Authentication configurations with private providers and modules

To authenticate with HCP Terraform, you can use either a user token or a team token. The type of token you choose may grant different permissions.

User Token: Allows you to access providers and modules from any organization in which you are a member. You are a member of an organization if you belong to any team in that organization. You can also access modules from any organization that is sharing modules with any of your organizations.
Note: When SAML SSO is enabled, there is a session timeout for user API tokens, requiring you to periodically re-authenticate through the web UI. Expired tokens produce a 401 Unauthorized error.
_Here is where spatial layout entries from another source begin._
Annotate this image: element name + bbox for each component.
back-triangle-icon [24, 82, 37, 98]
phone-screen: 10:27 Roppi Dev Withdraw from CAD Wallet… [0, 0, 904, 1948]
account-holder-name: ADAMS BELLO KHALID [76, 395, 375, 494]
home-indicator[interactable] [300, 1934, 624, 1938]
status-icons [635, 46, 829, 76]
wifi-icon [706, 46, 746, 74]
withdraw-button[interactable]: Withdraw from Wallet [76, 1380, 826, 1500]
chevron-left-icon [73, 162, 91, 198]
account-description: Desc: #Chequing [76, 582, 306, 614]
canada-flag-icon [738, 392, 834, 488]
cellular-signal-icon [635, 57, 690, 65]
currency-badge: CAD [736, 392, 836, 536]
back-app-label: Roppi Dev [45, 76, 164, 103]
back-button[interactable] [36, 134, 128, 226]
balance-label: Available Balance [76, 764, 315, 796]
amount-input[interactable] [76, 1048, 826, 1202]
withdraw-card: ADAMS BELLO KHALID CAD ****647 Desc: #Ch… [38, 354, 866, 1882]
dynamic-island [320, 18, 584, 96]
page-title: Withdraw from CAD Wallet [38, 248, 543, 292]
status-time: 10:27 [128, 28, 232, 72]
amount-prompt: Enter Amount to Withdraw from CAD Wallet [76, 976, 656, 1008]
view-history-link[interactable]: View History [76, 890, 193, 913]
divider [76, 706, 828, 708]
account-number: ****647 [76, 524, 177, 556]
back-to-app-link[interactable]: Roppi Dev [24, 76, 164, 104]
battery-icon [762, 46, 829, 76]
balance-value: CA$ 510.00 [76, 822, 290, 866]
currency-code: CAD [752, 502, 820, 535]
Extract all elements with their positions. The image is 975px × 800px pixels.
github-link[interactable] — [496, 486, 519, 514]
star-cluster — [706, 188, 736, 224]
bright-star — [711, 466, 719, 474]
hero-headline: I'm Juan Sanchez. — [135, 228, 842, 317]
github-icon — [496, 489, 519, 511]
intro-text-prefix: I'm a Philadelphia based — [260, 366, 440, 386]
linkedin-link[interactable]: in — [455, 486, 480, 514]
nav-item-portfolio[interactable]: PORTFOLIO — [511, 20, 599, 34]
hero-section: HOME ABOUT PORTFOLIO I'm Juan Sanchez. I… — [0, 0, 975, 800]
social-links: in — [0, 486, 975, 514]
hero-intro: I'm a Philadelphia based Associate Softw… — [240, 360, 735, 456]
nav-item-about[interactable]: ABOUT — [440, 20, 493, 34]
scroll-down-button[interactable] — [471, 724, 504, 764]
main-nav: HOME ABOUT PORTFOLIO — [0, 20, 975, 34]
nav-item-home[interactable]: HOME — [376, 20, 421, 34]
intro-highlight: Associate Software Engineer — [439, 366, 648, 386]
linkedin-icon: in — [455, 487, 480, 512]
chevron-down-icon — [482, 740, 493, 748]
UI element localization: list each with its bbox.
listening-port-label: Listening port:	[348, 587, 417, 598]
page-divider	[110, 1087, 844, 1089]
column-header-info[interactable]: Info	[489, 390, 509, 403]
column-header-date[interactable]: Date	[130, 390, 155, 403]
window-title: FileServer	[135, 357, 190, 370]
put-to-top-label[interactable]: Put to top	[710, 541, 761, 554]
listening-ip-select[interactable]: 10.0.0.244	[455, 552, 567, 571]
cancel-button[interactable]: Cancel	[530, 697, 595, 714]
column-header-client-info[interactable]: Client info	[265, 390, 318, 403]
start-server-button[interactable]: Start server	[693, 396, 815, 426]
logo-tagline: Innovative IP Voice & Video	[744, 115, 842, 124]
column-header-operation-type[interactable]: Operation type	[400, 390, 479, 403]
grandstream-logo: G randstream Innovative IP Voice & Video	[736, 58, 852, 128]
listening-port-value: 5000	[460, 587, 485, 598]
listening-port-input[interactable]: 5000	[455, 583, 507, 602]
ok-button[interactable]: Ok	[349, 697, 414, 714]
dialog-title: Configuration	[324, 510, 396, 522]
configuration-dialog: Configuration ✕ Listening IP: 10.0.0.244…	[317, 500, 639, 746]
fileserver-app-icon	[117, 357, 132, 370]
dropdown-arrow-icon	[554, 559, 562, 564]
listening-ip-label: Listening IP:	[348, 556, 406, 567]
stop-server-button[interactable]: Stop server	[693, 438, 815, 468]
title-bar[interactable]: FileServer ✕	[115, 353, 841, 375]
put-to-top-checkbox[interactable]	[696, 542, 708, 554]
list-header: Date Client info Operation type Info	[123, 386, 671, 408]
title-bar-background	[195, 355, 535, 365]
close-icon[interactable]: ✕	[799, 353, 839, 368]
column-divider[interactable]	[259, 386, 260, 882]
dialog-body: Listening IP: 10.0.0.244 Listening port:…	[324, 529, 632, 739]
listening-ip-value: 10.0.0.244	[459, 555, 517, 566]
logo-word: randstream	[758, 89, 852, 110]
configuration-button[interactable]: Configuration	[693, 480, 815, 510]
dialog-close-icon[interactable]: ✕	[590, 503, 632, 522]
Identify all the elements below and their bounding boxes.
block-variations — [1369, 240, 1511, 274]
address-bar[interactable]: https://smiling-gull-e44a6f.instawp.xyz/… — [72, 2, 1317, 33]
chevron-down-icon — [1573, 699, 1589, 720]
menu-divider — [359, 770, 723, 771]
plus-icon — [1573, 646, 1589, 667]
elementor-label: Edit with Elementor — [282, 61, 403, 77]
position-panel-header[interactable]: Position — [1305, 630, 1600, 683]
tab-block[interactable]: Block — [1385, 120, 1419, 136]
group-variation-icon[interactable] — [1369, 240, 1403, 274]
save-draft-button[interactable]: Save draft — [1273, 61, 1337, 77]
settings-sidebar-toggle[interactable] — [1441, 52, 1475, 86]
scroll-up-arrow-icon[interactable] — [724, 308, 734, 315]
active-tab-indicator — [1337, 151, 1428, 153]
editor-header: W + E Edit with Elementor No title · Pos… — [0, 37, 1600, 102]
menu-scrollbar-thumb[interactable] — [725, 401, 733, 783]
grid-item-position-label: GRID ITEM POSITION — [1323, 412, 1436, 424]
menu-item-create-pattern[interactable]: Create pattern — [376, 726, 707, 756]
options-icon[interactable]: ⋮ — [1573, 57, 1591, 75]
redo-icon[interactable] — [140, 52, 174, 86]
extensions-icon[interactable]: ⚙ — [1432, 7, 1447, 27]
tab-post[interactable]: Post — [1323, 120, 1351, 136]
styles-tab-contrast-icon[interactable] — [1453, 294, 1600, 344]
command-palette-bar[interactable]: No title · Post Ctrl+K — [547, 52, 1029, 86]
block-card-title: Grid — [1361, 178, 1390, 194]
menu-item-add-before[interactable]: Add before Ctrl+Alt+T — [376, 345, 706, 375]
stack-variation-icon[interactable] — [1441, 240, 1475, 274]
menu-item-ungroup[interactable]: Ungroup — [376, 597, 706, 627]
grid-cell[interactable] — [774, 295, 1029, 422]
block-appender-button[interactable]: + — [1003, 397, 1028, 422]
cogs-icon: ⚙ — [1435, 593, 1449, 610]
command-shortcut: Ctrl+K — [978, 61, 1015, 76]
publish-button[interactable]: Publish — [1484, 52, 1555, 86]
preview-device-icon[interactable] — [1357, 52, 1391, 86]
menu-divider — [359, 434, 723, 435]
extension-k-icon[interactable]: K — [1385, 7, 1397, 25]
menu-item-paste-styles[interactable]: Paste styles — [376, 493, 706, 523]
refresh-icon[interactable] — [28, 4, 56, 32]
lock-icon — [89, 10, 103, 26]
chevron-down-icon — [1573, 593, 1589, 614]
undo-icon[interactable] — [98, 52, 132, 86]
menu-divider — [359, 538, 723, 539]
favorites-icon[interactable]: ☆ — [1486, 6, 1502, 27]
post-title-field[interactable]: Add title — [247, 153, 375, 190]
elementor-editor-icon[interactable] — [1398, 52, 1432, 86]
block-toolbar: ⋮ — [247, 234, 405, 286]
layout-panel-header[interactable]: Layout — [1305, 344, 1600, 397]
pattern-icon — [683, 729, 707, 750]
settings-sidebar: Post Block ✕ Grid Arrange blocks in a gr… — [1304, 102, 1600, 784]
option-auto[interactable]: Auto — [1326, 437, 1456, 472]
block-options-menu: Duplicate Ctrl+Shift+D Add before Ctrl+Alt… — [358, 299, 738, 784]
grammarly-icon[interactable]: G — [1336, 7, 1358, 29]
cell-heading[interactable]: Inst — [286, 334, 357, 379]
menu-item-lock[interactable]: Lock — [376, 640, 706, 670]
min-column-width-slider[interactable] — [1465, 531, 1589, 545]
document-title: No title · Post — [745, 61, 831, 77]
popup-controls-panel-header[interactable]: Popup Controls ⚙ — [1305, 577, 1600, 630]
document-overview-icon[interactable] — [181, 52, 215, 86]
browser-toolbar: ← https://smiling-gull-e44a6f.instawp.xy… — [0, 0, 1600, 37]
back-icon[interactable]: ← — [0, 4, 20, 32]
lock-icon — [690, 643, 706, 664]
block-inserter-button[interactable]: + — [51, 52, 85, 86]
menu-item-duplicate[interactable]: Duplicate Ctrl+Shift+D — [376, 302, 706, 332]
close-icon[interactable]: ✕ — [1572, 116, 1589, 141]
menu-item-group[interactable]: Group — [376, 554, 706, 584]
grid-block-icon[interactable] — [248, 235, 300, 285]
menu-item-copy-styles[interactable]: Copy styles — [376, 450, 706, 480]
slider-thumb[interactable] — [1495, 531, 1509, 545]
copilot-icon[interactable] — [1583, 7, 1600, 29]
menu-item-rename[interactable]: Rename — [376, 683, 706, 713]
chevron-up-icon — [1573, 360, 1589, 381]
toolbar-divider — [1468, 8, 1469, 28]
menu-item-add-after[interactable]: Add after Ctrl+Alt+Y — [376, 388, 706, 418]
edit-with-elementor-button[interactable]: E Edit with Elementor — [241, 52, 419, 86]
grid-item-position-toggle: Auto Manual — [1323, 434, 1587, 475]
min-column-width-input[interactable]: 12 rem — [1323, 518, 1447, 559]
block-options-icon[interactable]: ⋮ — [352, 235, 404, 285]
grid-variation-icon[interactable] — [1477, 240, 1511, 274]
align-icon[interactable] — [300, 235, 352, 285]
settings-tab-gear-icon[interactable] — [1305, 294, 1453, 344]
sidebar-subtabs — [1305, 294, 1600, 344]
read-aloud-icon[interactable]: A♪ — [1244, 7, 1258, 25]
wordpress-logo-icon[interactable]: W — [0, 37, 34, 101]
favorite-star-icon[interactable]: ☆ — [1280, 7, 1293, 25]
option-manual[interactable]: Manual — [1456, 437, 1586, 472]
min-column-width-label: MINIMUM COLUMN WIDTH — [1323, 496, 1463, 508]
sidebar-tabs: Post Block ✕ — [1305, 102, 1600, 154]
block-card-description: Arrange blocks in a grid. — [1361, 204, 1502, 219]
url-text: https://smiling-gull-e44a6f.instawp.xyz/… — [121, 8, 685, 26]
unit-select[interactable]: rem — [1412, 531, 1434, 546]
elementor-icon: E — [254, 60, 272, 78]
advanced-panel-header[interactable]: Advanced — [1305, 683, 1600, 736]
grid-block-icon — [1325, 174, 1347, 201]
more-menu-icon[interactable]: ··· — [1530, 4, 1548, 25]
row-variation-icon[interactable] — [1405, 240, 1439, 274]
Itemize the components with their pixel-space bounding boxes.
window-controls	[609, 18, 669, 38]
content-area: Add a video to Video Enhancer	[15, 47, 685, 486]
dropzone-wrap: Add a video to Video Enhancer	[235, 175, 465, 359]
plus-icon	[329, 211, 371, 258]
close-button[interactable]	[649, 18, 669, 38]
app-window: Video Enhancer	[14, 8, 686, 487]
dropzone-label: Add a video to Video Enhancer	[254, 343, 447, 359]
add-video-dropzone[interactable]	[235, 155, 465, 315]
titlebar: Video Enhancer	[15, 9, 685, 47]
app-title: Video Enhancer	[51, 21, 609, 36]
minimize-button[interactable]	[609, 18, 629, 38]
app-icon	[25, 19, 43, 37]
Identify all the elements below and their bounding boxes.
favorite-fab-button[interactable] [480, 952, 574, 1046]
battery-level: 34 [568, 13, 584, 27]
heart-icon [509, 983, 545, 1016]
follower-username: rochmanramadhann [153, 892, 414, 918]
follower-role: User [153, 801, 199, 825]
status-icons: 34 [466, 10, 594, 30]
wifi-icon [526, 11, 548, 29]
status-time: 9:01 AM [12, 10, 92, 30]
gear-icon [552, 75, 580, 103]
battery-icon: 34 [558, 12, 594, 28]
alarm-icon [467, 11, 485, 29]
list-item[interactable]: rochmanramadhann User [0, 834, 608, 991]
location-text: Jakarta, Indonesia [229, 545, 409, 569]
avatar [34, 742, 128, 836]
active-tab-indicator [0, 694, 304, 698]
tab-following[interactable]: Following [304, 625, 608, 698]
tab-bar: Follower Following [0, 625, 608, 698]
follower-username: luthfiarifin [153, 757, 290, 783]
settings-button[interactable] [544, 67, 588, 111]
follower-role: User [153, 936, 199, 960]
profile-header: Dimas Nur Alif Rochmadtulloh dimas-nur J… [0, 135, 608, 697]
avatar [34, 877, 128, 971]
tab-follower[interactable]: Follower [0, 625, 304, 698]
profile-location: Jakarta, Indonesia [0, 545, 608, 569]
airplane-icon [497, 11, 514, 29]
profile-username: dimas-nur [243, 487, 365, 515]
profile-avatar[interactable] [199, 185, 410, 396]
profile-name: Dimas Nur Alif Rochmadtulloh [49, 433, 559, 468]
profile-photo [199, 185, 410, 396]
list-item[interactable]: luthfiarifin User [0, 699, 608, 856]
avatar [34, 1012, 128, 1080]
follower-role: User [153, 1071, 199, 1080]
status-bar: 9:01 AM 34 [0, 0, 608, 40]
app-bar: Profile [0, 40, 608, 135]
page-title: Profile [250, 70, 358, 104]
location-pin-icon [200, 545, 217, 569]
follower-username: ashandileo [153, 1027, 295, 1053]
A SAML SSO account with IsServiceAccount is treated as a service account and will not have the session timeout.
Team Token: Allows you to access the private registry of that team's organization and the registries from any other organizations that have configured sharing.

Permissions Example

A user belongs to three organizations (1, 2, and 3), and organizations 1 and 2 share access with each other. In this case, the user's token gives them access to the private registries for all of the organizations they belong to: 1, 2, and 3. However, a team token from a team in organization 1 only gives the user access to the private registry in organizations 1 and 2.

Configure Authentication

To configure authentication to HCP Terraform or your Terraform Enterprise instance, you can:

(Terraform 0.12.21 or later) Use the terraform login command to obtain and save a user API token.
Create a token and manually configure credentials in the CLI config file.

Make sure the hostname matches the hostname you use in provider and module sources because if the same HCP Terraform server is available at two hostnames, Terraform will not know that they reference the same server. To support multiple hostnames for provider and module sources, use the terraform login command multiple times and specify a different hostname each time.